Ali meletakkan gelas minumannya. Ditatapnya kekasihnya yang bermata enak dipandang itu. Lekat-lekat, ia terus memandangnya.
"Sayang... apa kamu menyayangiku?"
"Kamu kenapa, Mas? Ada apa?"
"Jawab aku dulu. Apa kamu menyayangiku? Hum?" Dipegangnya dagu Anggun. Lembut.
"Selamanya, aku menyayangimu, Mas. Justru aku yang semestinya bertanya seperti itu." Jawab Anggun sejuk.
"Hum?"
"Iya."
"Kenapa?"
"Kita memang belum lama kenal, jika ada keburukan yang terjadi padaku, apa kamu akan tetap menyayangiku, Mas?"
"Apalagi aku... pernah...," belum sampai Anggun melanjutkan, Ali menahannya. Diletakkannya jari telunjuk itu di bibir Anggun.
"Ssstt... jangan diteruskan lagi. Kumohon. Aku akan selalu menjagamu. Tetaplah di sampingku. Apapun yang terjadi. Kumohon, Sayang. Masa lalu, biarlah masa lalu."

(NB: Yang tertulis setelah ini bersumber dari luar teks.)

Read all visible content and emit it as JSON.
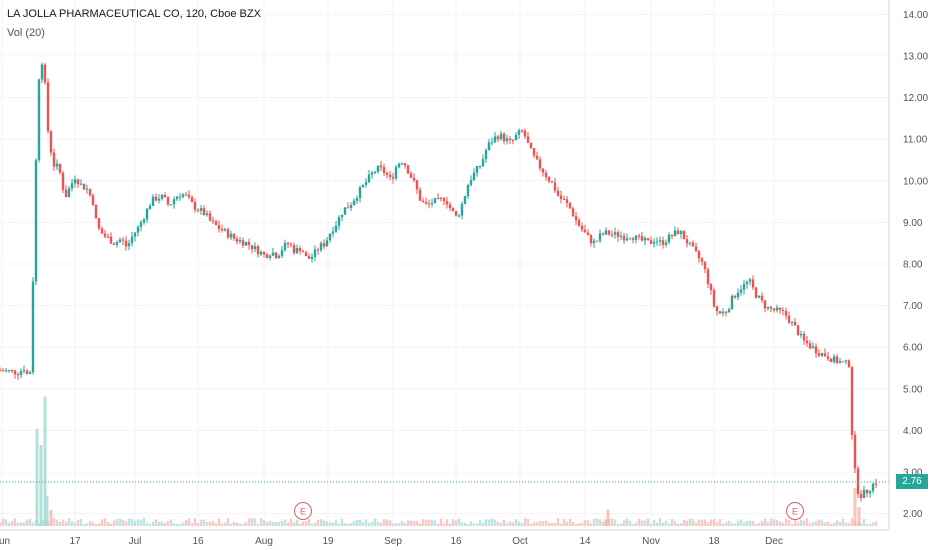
{
  "header": {
    "title": "LA JOLLA PHARMACEUTICAL CO, 120, Cboe BZX",
    "volume_label": "Vol (20)"
  },
  "price_badge": "2.76",
  "colors": {
    "up": "#26a69a",
    "down": "#ef5350",
    "vol_up": "#9fd9d3",
    "vol_down": "#f7b2b0",
    "grid": "#f0f3fa",
    "axis_text": "#50535e"
  },
  "chart_data": {
    "type": "candlestick",
    "title": "LA JOLLA PHARMACEUTICAL CO, 120, Cboe BZX",
    "y_axis": {
      "min": 1.8,
      "max": 14.2,
      "ticks": [
        "2.00",
        "3.00",
        "4.00",
        "5.00",
        "6.00",
        "7.00",
        "8.00",
        "9.00",
        "10.00",
        "11.00",
        "12.00",
        "13.00",
        "14.00"
      ],
      "position": "right"
    },
    "x_axis": {
      "ticks": [
        "Jun",
        "17",
        "Jul",
        "16",
        "Aug",
        "19",
        "Sep",
        "16",
        "Oct",
        "14",
        "Nov",
        "18",
        "Dec"
      ],
      "tick_index": [
        2,
        75,
        135,
        198,
        264,
        328,
        393,
        456,
        520,
        585,
        651,
        714,
        774
      ]
    },
    "price_path": [
      [
        0,
        5.45
      ],
      [
        22,
        5.4
      ],
      [
        27,
        5.5
      ],
      [
        30,
        5.35
      ],
      [
        34,
        5.45
      ],
      [
        38,
        9.8
      ],
      [
        42,
        12.5
      ],
      [
        46,
        13.0
      ],
      [
        51,
        11.2
      ],
      [
        56,
        10.4
      ],
      [
        62,
        10.3
      ],
      [
        68,
        9.6
      ],
      [
        72,
        9.8
      ],
      [
        78,
        10.1
      ],
      [
        84,
        9.9
      ],
      [
        90,
        9.8
      ],
      [
        96,
        9.5
      ],
      [
        100,
        8.9
      ],
      [
        106,
        8.7
      ],
      [
        112,
        8.6
      ],
      [
        118,
        8.5
      ],
      [
        124,
        8.6
      ],
      [
        130,
        8.4
      ],
      [
        136,
        8.7
      ],
      [
        142,
        8.9
      ],
      [
        148,
        9.2
      ],
      [
        154,
        9.5
      ],
      [
        160,
        9.6
      ],
      [
        166,
        9.6
      ],
      [
        172,
        9.4
      ],
      [
        178,
        9.6
      ],
      [
        184,
        9.7
      ],
      [
        190,
        9.6
      ],
      [
        196,
        9.4
      ],
      [
        202,
        9.3
      ],
      [
        208,
        9.2
      ],
      [
        214,
        9.0
      ],
      [
        220,
        8.9
      ],
      [
        226,
        8.8
      ],
      [
        232,
        8.7
      ],
      [
        238,
        8.6
      ],
      [
        244,
        8.55
      ],
      [
        250,
        8.5
      ],
      [
        256,
        8.4
      ],
      [
        262,
        8.3
      ],
      [
        268,
        8.2
      ],
      [
        274,
        8.3
      ],
      [
        280,
        8.2
      ],
      [
        286,
        8.4
      ],
      [
        292,
        8.5
      ],
      [
        298,
        8.3
      ],
      [
        304,
        8.4
      ],
      [
        310,
        8.1
      ],
      [
        316,
        8.2
      ],
      [
        322,
        8.4
      ],
      [
        328,
        8.5
      ],
      [
        334,
        8.8
      ],
      [
        340,
        9.0
      ],
      [
        346,
        9.3
      ],
      [
        352,
        9.4
      ],
      [
        358,
        9.6
      ],
      [
        364,
        9.8
      ],
      [
        370,
        10.0
      ],
      [
        376,
        10.2
      ],
      [
        382,
        10.3
      ],
      [
        388,
        10.2
      ],
      [
        394,
        10.0
      ],
      [
        400,
        10.4
      ],
      [
        406,
        10.5
      ],
      [
        412,
        10.2
      ],
      [
        418,
        9.9
      ],
      [
        424,
        9.5
      ],
      [
        430,
        9.4
      ],
      [
        436,
        9.5
      ],
      [
        442,
        9.5
      ],
      [
        448,
        9.6
      ],
      [
        454,
        9.3
      ],
      [
        460,
        9.1
      ],
      [
        466,
        9.5
      ],
      [
        472,
        10.0
      ],
      [
        478,
        10.2
      ],
      [
        484,
        10.4
      ],
      [
        490,
        10.8
      ],
      [
        496,
        11.0
      ],
      [
        502,
        11.1
      ],
      [
        508,
        11.0
      ],
      [
        514,
        10.9
      ],
      [
        520,
        11.1
      ],
      [
        526,
        11.2
      ],
      [
        532,
        10.8
      ],
      [
        538,
        10.5
      ],
      [
        544,
        10.3
      ],
      [
        550,
        10.1
      ],
      [
        556,
        9.9
      ],
      [
        562,
        9.6
      ],
      [
        568,
        9.5
      ],
      [
        574,
        9.3
      ],
      [
        580,
        9.0
      ],
      [
        586,
        8.8
      ],
      [
        592,
        8.6
      ],
      [
        598,
        8.5
      ],
      [
        604,
        8.7
      ],
      [
        610,
        8.75
      ],
      [
        616,
        8.7
      ],
      [
        622,
        8.7
      ],
      [
        628,
        8.65
      ],
      [
        634,
        8.7
      ],
      [
        640,
        8.6
      ],
      [
        646,
        8.55
      ],
      [
        652,
        8.5
      ],
      [
        658,
        8.6
      ],
      [
        664,
        8.5
      ],
      [
        670,
        8.6
      ],
      [
        676,
        8.7
      ],
      [
        682,
        8.8
      ],
      [
        688,
        8.6
      ],
      [
        694,
        8.4
      ],
      [
        700,
        8.2
      ],
      [
        706,
        8.0
      ],
      [
        712,
        7.5
      ],
      [
        718,
        6.9
      ],
      [
        724,
        6.8
      ],
      [
        730,
        6.9
      ],
      [
        736,
        7.2
      ],
      [
        742,
        7.4
      ],
      [
        748,
        7.5
      ],
      [
        752,
        7.6
      ],
      [
        758,
        7.3
      ],
      [
        764,
        7.1
      ],
      [
        770,
        6.95
      ],
      [
        776,
        6.9
      ],
      [
        782,
        6.85
      ],
      [
        788,
        6.8
      ],
      [
        794,
        6.6
      ],
      [
        800,
        6.4
      ],
      [
        806,
        6.15
      ],
      [
        812,
        6.05
      ],
      [
        818,
        5.95
      ],
      [
        824,
        5.85
      ],
      [
        830,
        5.8
      ],
      [
        836,
        5.7
      ],
      [
        842,
        5.65
      ],
      [
        848,
        5.6
      ],
      [
        852,
        5.6
      ],
      [
        856,
        3.4
      ],
      [
        860,
        2.6
      ],
      [
        864,
        2.45
      ],
      [
        868,
        2.5
      ],
      [
        872,
        2.6
      ],
      [
        878,
        2.76
      ]
    ],
    "volume_spikes": [
      [
        37,
        3.6
      ],
      [
        41,
        3.0
      ],
      [
        45,
        4.8
      ],
      [
        47,
        1.1
      ],
      [
        51,
        0.6
      ],
      [
        606,
        0.25
      ],
      [
        608,
        0.6
      ],
      [
        855,
        1.4
      ],
      [
        859,
        0.7
      ]
    ],
    "earnings_markers": [
      {
        "label": "E",
        "index": 303
      },
      {
        "label": "E",
        "index": 795
      }
    ],
    "last_price": 2.76,
    "volume_indicator": "Vol (20)"
  }
}
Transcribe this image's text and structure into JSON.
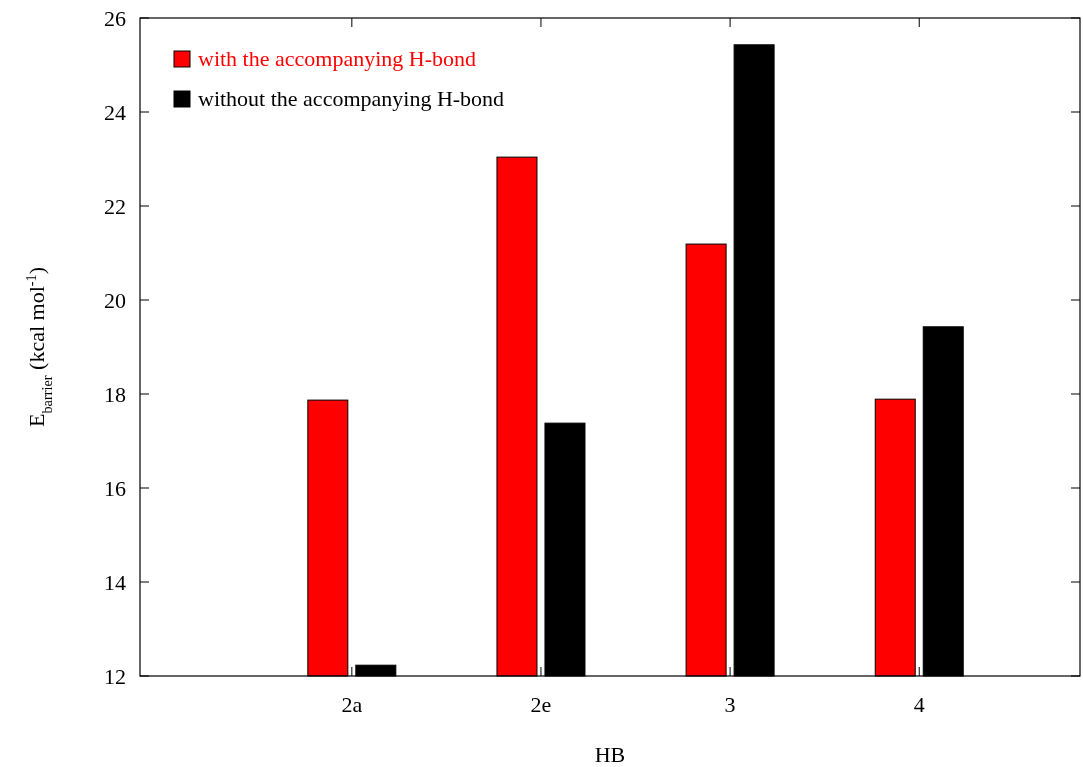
{
  "chart_data": {
    "type": "bar",
    "xlabel": "HB",
    "ylabel": "E$_{barrier}$ (kcal mol$^{-1}$)",
    "categories": [
      "2a",
      "2e",
      "3",
      "4"
    ],
    "series": [
      {
        "name": "with the accompanying H-bond",
        "color": "#ff0000",
        "values": [
          17.87,
          23.04,
          21.19,
          17.89
        ]
      },
      {
        "name": "without the accompanying H-bond",
        "color": "#000000",
        "values": [
          12.23,
          17.38,
          25.43,
          19.43
        ]
      }
    ],
    "ylim": [
      12,
      26
    ],
    "yticks": [
      12,
      14,
      16,
      18,
      20,
      22,
      24,
      26
    ],
    "grid": false,
    "legend": "top left"
  }
}
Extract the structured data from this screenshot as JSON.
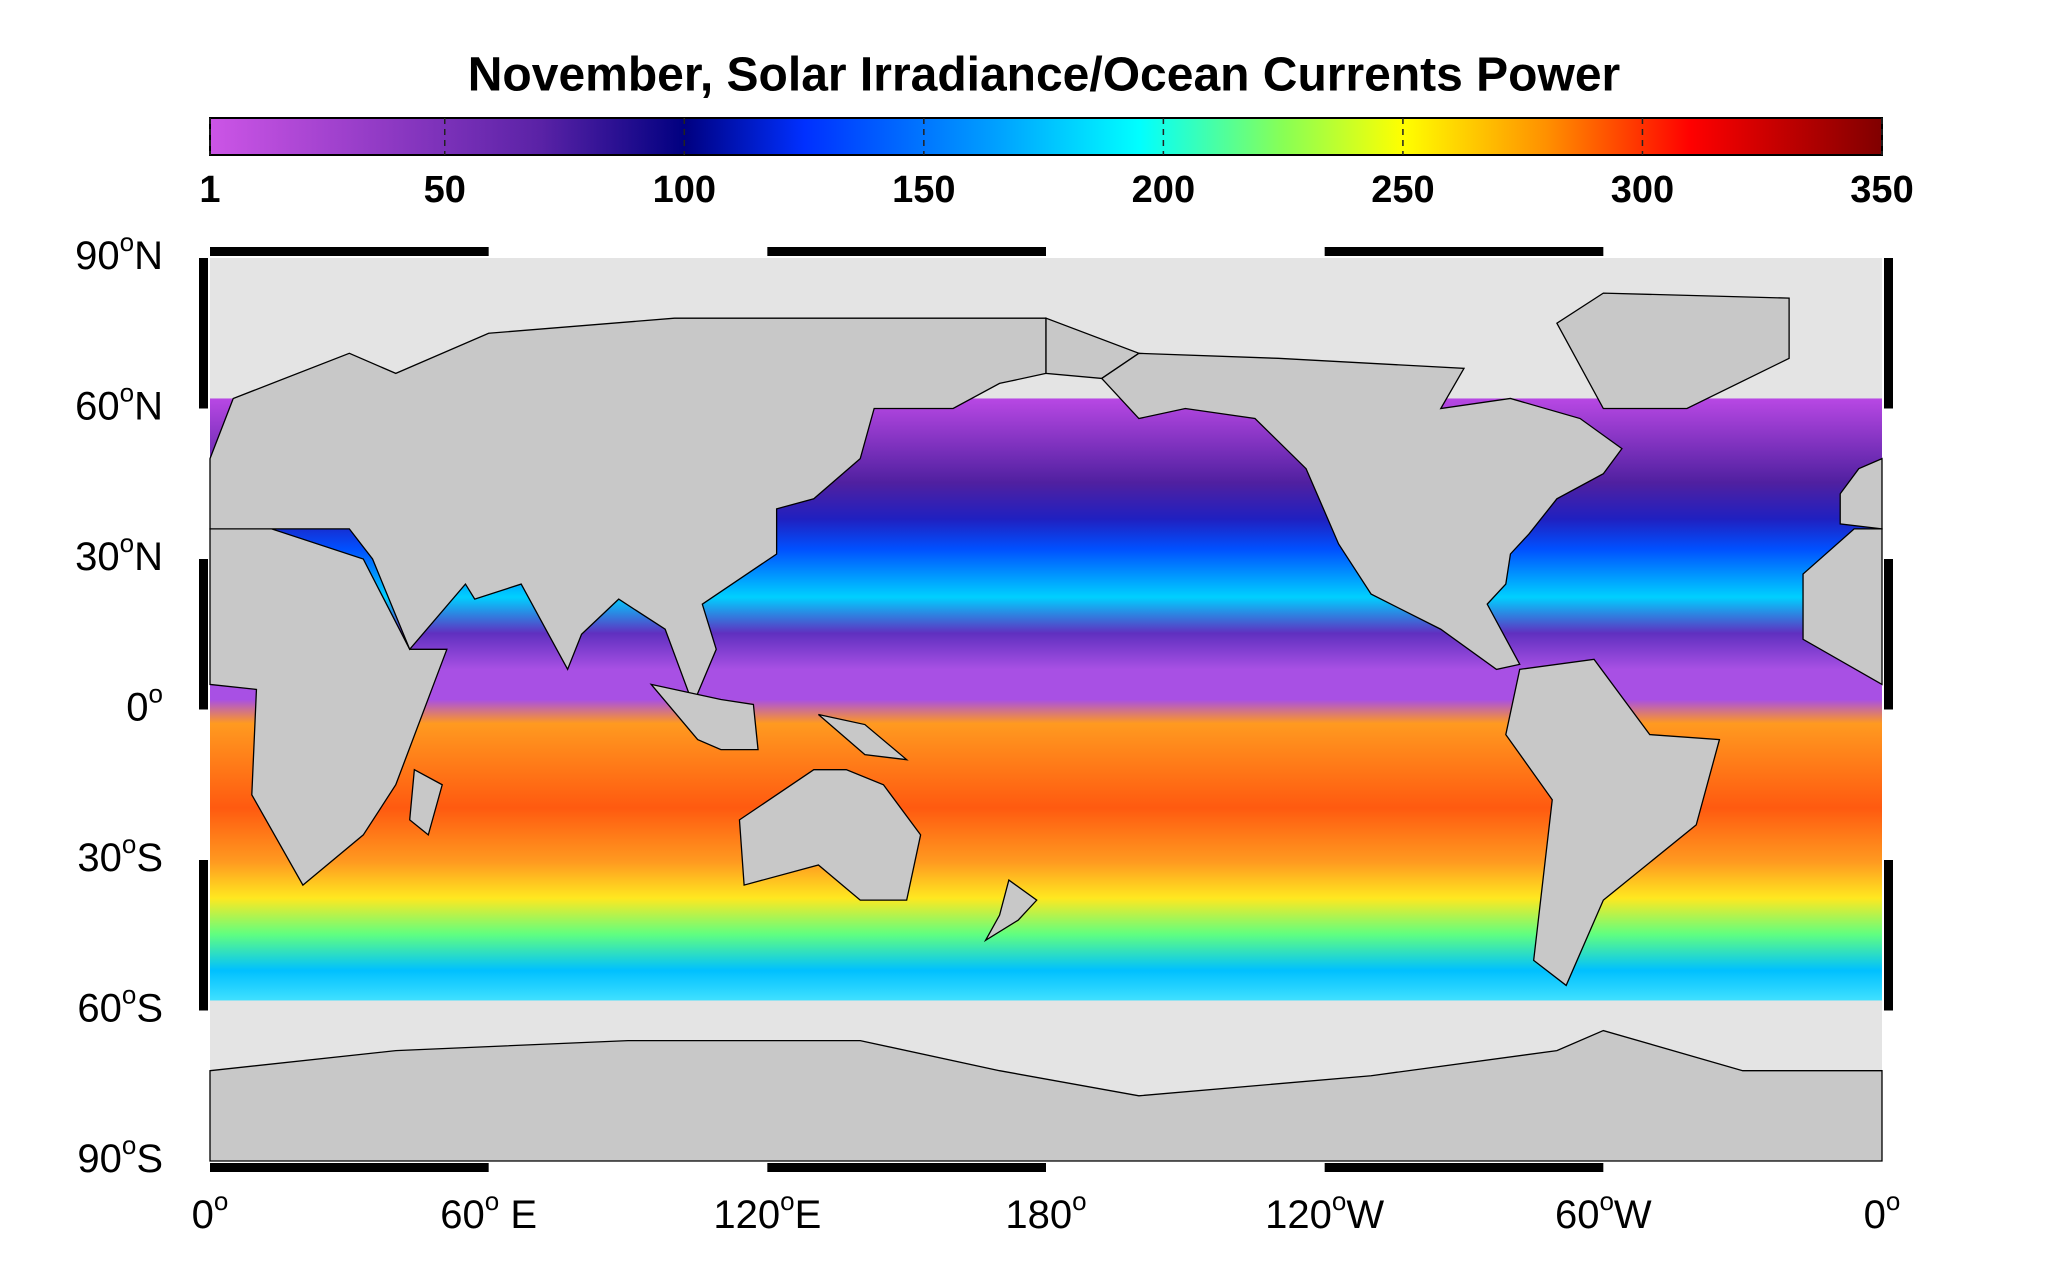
{
  "title": "November, Solar Irradiance/Ocean Currents Power",
  "colorbar": {
    "lim": [
      1,
      350
    ],
    "ticks": [
      1,
      50,
      100,
      150,
      200,
      250,
      300,
      350
    ],
    "stops": [
      1,
      70,
      100,
      125,
      165,
      195,
      225,
      250,
      280,
      310,
      350
    ],
    "colors": [
      "#cc55e6",
      "#5a22a6",
      "#000080",
      "#0030ff",
      "#00a0ff",
      "#00ffff",
      "#88ff55",
      "#ffff00",
      "#ff9000",
      "#ff0000",
      "#800000"
    ]
  },
  "degree_mark": "o",
  "lat_labels": [
    {
      "num": "90",
      "suffix": "N"
    },
    {
      "num": "60",
      "suffix": "N"
    },
    {
      "num": "30",
      "suffix": "N"
    },
    {
      "num": "0",
      "suffix": ""
    },
    {
      "num": "30",
      "suffix": "S"
    },
    {
      "num": "60",
      "suffix": "S"
    },
    {
      "num": "90",
      "suffix": "S"
    }
  ],
  "lon_labels": [
    {
      "num": "0",
      "suffix": ""
    },
    {
      "num": "60",
      "suffix": " E"
    },
    {
      "num": "120",
      "suffix": "E"
    },
    {
      "num": "180",
      "suffix": ""
    },
    {
      "num": "120",
      "suffix": "W"
    },
    {
      "num": "60",
      "suffix": "W"
    },
    {
      "num": "0",
      "suffix": ""
    }
  ]
}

Anggun tak sanggup lagi menahan pilu. Bulir bening mengalir dari matanya.
Diusapnya penuh mesra oleh Ali. "Sstt... sudah, gapapa. Mas cuma ingin dengar saja."
"Sebenernya kenapa, Mas? Ada masalah apa?"
"Kamu yakin mau dengar?"
"Aku ini istrinya. Apapun yang terjari denganmu, aku berhak tau."
"Jujur, aku tak tahu bagaimana menyampaikannya dengan tepat."
"Tapi... memang ini kenyataannya."
"Kenapa, Mas? Kenapa?"
"Sepertinya... ada masalah lagi selain foto di instagram itu."
"Kenapa, Mas? Ada apa? Karena laki-laki bertopi misterius tadikah? Ada masalah?"
"Lebih dari sekedar masalah."
"Lalu? Ada hubungannya dengan orang itu?"
Ali mengangguk dalam duduknya yang menunduk.
"Lalu, sebenernya dia mau apa?"
"Dia mau kamu, Sayang. Itulah kenapa aku memukulnya. Maafkan aku, Sayang."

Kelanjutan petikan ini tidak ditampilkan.